In 1987, Austin founded the Austin Group, a consulting firm that enabled him to work with numerous local companies on complex casting projects. Austin had said in starting his own business that he had no income or prospects, but he had confidence and a willingness to listen.
Roger Leenerts, a former owner of H and B Quality Tooling Inc., said one of Austin’s most significant accomplishments was working on prototype castings for Tesla before the company made electric vehicles.
“We were able to machine these castings, and it was a lot of fun just to say that we were part of the early days of this electric car company,” said Leenerts.

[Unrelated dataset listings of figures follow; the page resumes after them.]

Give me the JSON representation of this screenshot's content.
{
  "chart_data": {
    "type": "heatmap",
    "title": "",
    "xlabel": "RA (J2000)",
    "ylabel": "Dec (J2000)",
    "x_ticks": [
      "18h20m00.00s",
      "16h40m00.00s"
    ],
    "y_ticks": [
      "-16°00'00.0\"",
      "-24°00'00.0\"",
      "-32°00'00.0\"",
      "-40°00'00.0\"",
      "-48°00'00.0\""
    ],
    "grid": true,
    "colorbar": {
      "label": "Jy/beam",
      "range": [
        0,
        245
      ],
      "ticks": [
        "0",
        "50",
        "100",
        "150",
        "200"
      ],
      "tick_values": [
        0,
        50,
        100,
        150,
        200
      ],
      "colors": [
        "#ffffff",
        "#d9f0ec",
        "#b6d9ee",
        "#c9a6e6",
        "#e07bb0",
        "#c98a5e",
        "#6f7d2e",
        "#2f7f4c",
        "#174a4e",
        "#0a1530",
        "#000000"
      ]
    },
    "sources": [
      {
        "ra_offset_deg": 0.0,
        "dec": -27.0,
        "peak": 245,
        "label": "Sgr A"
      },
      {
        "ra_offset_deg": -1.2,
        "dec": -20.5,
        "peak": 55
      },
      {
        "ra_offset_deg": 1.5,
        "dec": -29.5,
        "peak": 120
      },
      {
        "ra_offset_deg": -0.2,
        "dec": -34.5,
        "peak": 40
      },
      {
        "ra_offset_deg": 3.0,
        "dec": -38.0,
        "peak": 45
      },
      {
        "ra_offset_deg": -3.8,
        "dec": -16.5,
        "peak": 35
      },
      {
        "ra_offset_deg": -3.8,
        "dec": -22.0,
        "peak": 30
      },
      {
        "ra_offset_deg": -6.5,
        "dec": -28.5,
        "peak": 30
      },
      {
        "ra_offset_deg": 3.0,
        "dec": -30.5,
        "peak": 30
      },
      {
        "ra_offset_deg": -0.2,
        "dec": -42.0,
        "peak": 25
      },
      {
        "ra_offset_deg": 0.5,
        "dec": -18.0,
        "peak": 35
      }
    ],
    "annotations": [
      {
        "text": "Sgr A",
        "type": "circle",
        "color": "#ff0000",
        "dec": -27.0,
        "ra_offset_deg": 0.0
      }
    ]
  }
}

In 2005 Austin bought his first commercial property and together with his son Bret founded Austin Properties which focused on real estate redevelopment in the heart of Quincy.
Irwin, who died in 2020 at the age of 99, founded the Quincy Society of Fine Arts, but his work reached far beyond the city and he has been recognized by five different US Presidents.
Irwin’s sister, Suzanne Irwin-Wells, said he was one of a kind and she doesn’t think there will ever be anyone in Quincy or the entire country who has founded or co-founded so many arts organizations.
He set a standard of excellence that inspired people to get involved in the arts, even if they’re not artists or musicians, she said.
“He was an amazing person and the fact that he chose to do so much in his hometown when he could have gone to New York, he could have gone to Paris, he could have gone to London, Chicago (or) anywhere being able to go and he chose Quincy, I think that’s an extraordinary gift to this community,” said Irwin-Wells.
In addition to the arts, Irwin-Wells said her brother also restored numerous historic buildings in Quincy, including the Dr. Richard Eell’s House and the William S. Warfield House.
Hal Oakley, Irwin’s attorney and executor, accepted the award on Irwin’s behalf. He said Irwin is an example of a Quincy business leader who has invested in a better quality of life for the city and its residents.